Tuesday, November 6, 2012

Social-Gaming Your Way to Employee Engagement

With employees increasingly distracted by all kinds of electronic possibilities that can keep them from their actual work, more companies are figuring out that to keep their staffs engaged, they need to pull a bit of a jujitsu move. In other words, use the momentum of the distractions against the distractions themselves. Or, looked at another way, co-opt the distractions.

Using "gamification" for internal communications and employee engagement increasingly is one way to do this.
The problem, of course, is that the typical white-collar or service employee is being bombarded - voluntarily and involuntarily - by a fusillade of information. These days, that causes a pervasive lack of focus, as Joe Fisher has put it in a recent piece on CMSwire.com.

Much of this information comes from companies in the forms of e-mails, social-media postings and other missives meant to keep employees productive, efficient and for the most part happily engaged in their work.

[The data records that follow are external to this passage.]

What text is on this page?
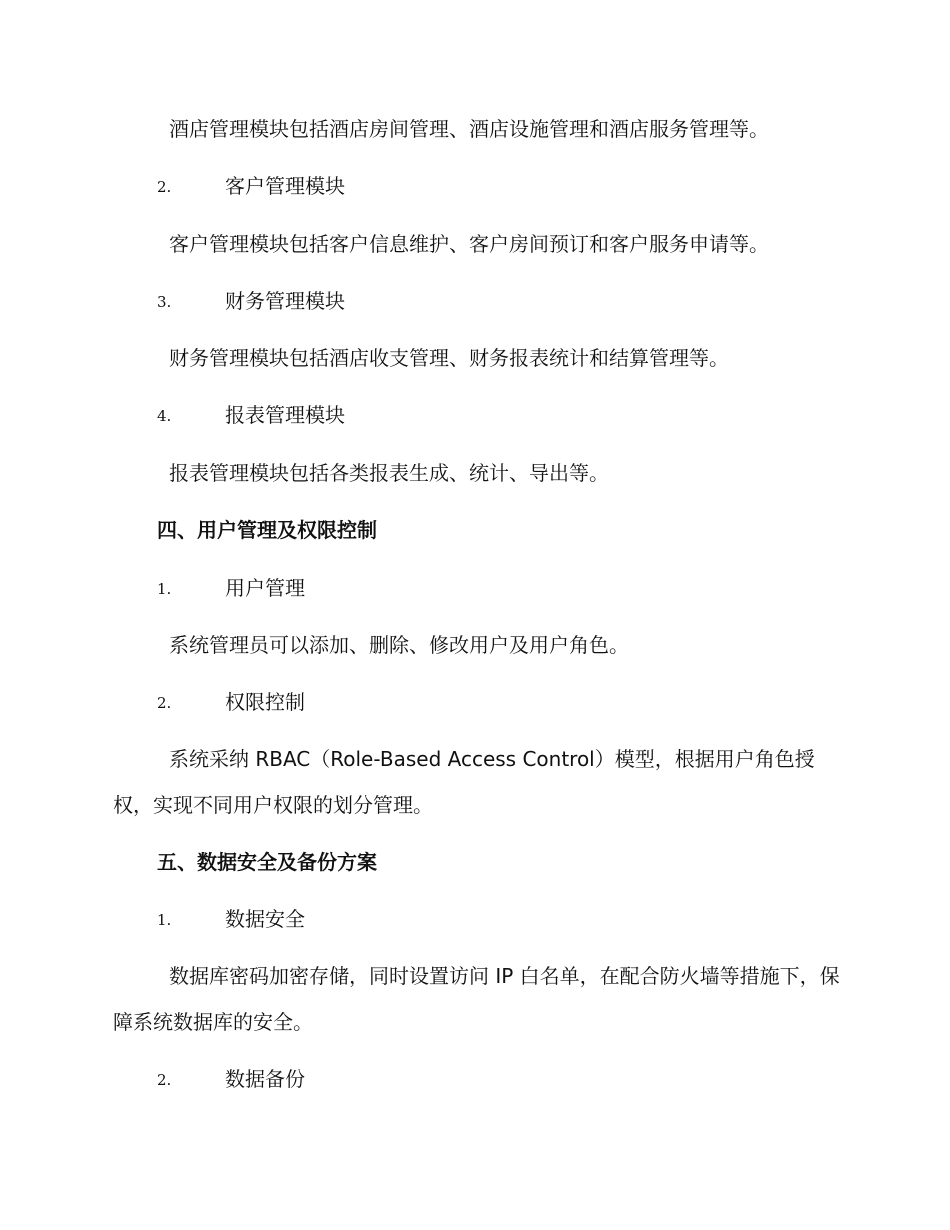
酒店管理模块包括酒店房间管理、酒店设施管理和酒店服务管理等。
2.	客户管理模块
客户管理模块包括客户信息维护、客户房间预订和客户服务申请等。
3.	财务管理模块
财务管理模块包括酒店收支管理、财务报表统计和结算管理等。
4.	报表管理模块
报表管理模块包括各类报表生成、统计、导出等。
四、用户管理及权限控制
1.	用户管理
系统管理员可以添加、删除、修改用户及用户角色。
2.	权限控制
系统采纳 RBAC（Role-Based Access Control）模型，根据用户角色授权，实现不同用户权限的划分管理。
五、数据安全及备份方案
1.	数据安全
数据库密码加密存储，同时设置访问 IP 白名单，在配合防火墙等措施下，保障系统数据库的安全。
2.	数据备份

But most of the input simply serves as a distraction from those goals. According to estimates from the New York Times, the average American worker:
  • Consumes 34 gigabytes of information
  • Reads 100,000 words in a single day
And computer users change windows or check e-mail and other programs an average of 37 times every hour.

Into this kaleidoscope of communications comes the possibility of using gamification to more fully engage employees which gets their focus. It's something that can effectively cut through all of the other digital clutter - and in doing so, will help companies actually advance their employee-engagement goals.

"Gamification helps businesses engage with customers and motivate employees," Fisher writes, and we agree that it holds such possibilities. "By applying the same principles that inspire people to play games to websites and other online experiences, businesses can dramatically increase the size of their audiences, boost customer engagement, drive deeper employee motivation and increase revenues."

Fisher lists, as a case in point, Bluewolf, a consulting firm, "where employees can earn points by posting new topics for discussion or responding to the posts of others, and generating thoughtful dialogues that keep the cmopany's programs and perspectives fresh and innovative."

If some of this sounds like an amateurish way to run a serious company, we understand that concern. But the challenge in making tasks more interesting and engaging for employees only continues to grow as the rest of the world uses some of these same tactics, so you can make gamification work powerfully for you.